After three more wins, the Tigers closed the regular season with a 25-8 loss to Berlin Center Western Reserve — Region 23’s top-ranked team.
Wellsville trailed Berlin Center Western Reserve, before the eventual 17-point loss.
In the playoff win over Mapleton, junior halfback Zack Mellott led the Tigers with 112 yards rushing on 11 carries.
Senior fullback Brandon Carr added 70 yards on eight attempts.
Wellsville picked up 507 total yards, including 250 on the ground.
Senior Jordan Slone went 8-of-14 for 222 yards passing.
Senior Marcus Moxley made four receptions for 105 yards.
“They’re big upfront and fast in the backfield,’’ Livengood said . “They have a 290-pound left tackle (junior Travis Furbee) and 284-pound right guard (Greg Beatty).
“Their tight end is good-sized (senior Seth Bradford 200 pounds) and fullback (Carr) goes 215,” the coach added. “They’ve got some speed and we have to be prepared for that speed. They’re mostly a spread team, but have a run-oriented offense. They use a lot of wing-T concepts, the tight end runs seam routs and they like to send Moxley deep.’’
Familiar names also appear on Wellsville defense.
“They’re mainly a 50 team,’’ Livengood said. “They’re mainly man coverage, but we’ve seen them jump into a 4-3.’’
The Tigers are making their fourth overall postseason appearance, the last time in 2011.
They have a career 5-3 mark with other playoff appearances in 1994 and 2001.
Wellsville is coached by Rich Wright. He graduated from Ashland University in 1990.
Wright was an Eagle wrestler for former head coaches Mark Osgood and Tom Linder while also under the watch of then-AU assistant Ray Kowatch, whose son, Corey, now is a starter for Mapleton.
Meanwhile, St. Paul jumped on Chalker early and often.
They tallied 21 first-quarter points and added 34 in the second for a 55-7 halftime advantage.
In that first half, St. Paul ran 23 times for 247 yards and six touchdowns.

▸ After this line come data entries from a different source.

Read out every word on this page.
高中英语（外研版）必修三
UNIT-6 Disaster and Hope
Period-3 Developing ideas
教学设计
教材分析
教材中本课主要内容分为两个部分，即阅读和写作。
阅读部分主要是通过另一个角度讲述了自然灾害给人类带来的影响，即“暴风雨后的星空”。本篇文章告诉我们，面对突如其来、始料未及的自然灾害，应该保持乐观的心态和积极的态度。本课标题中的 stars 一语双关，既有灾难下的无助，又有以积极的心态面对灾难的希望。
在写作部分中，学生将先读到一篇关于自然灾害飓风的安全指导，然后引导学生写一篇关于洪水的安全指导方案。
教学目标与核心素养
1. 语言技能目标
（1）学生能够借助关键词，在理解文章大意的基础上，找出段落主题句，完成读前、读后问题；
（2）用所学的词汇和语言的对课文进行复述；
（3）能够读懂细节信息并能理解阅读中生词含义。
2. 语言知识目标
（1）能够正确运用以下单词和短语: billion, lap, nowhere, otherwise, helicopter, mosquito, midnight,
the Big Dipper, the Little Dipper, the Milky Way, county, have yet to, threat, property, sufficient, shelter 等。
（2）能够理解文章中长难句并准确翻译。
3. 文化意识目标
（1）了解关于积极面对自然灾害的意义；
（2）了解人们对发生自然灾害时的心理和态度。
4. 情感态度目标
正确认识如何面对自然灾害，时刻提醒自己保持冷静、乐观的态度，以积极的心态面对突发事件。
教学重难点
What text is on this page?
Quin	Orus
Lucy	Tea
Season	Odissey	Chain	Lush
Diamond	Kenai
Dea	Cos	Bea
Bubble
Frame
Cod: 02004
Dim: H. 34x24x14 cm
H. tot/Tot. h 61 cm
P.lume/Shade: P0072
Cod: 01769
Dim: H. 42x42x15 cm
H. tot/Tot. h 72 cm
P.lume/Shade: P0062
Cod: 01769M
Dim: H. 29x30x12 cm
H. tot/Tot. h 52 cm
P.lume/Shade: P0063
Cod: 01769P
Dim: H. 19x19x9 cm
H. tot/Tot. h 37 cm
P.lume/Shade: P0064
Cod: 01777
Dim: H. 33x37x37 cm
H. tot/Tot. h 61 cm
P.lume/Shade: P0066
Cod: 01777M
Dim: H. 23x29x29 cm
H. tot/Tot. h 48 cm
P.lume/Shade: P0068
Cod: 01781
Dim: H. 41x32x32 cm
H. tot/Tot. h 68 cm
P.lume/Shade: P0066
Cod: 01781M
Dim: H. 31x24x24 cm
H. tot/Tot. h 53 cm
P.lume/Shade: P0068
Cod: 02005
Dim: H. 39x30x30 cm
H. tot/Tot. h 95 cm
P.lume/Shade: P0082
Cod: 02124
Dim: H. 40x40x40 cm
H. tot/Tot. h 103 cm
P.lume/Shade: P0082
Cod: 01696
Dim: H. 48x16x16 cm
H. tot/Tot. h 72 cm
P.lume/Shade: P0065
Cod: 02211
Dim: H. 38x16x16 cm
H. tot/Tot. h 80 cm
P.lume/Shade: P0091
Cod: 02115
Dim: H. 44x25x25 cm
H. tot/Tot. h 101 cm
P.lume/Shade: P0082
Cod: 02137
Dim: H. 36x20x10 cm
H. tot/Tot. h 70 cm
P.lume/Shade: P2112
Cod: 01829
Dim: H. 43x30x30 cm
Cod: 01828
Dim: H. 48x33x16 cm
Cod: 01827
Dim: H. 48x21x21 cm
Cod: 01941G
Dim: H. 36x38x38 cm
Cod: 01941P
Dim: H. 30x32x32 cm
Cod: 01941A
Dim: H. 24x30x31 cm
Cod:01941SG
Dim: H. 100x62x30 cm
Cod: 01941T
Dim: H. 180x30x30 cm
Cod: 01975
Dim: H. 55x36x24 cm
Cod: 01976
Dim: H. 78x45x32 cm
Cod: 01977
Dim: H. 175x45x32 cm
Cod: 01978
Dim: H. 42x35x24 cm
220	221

“I liked the way our kids executed,’’ Livengood said. “Anytime you make the playoffs and are able to have that success, you have to be happy.”
The offensive group up front of Paul Carson and Andrew Spettel at tight end; Ryan Reikowski, Matt VanDootingh and Caleb Riley at left tackle; Cal Meyer left guard; Nate Meyer center; Kyle Rospert and Jacob Ruffing right guard and Eddie Simon right tackle have paved the way for 3,249 yards rushing and 1,037 passing through 11 games.
“We’ve been able to rotate 10 kids in six positions,’’ Livengood said. “That has allowed us to build depth and keep our kids fresh. They guys are communicating well and doing a good job of learning the schemes. We feel like we have four really good running backs.’’
Berlin Center and Danville are the other teams in the region.
“We have to contain their speed offensively, control the line on both sides through great fundamentals and discipline, play great special teams, not allow the big play and pass the ball effectively on our terms,’’ Livengood said.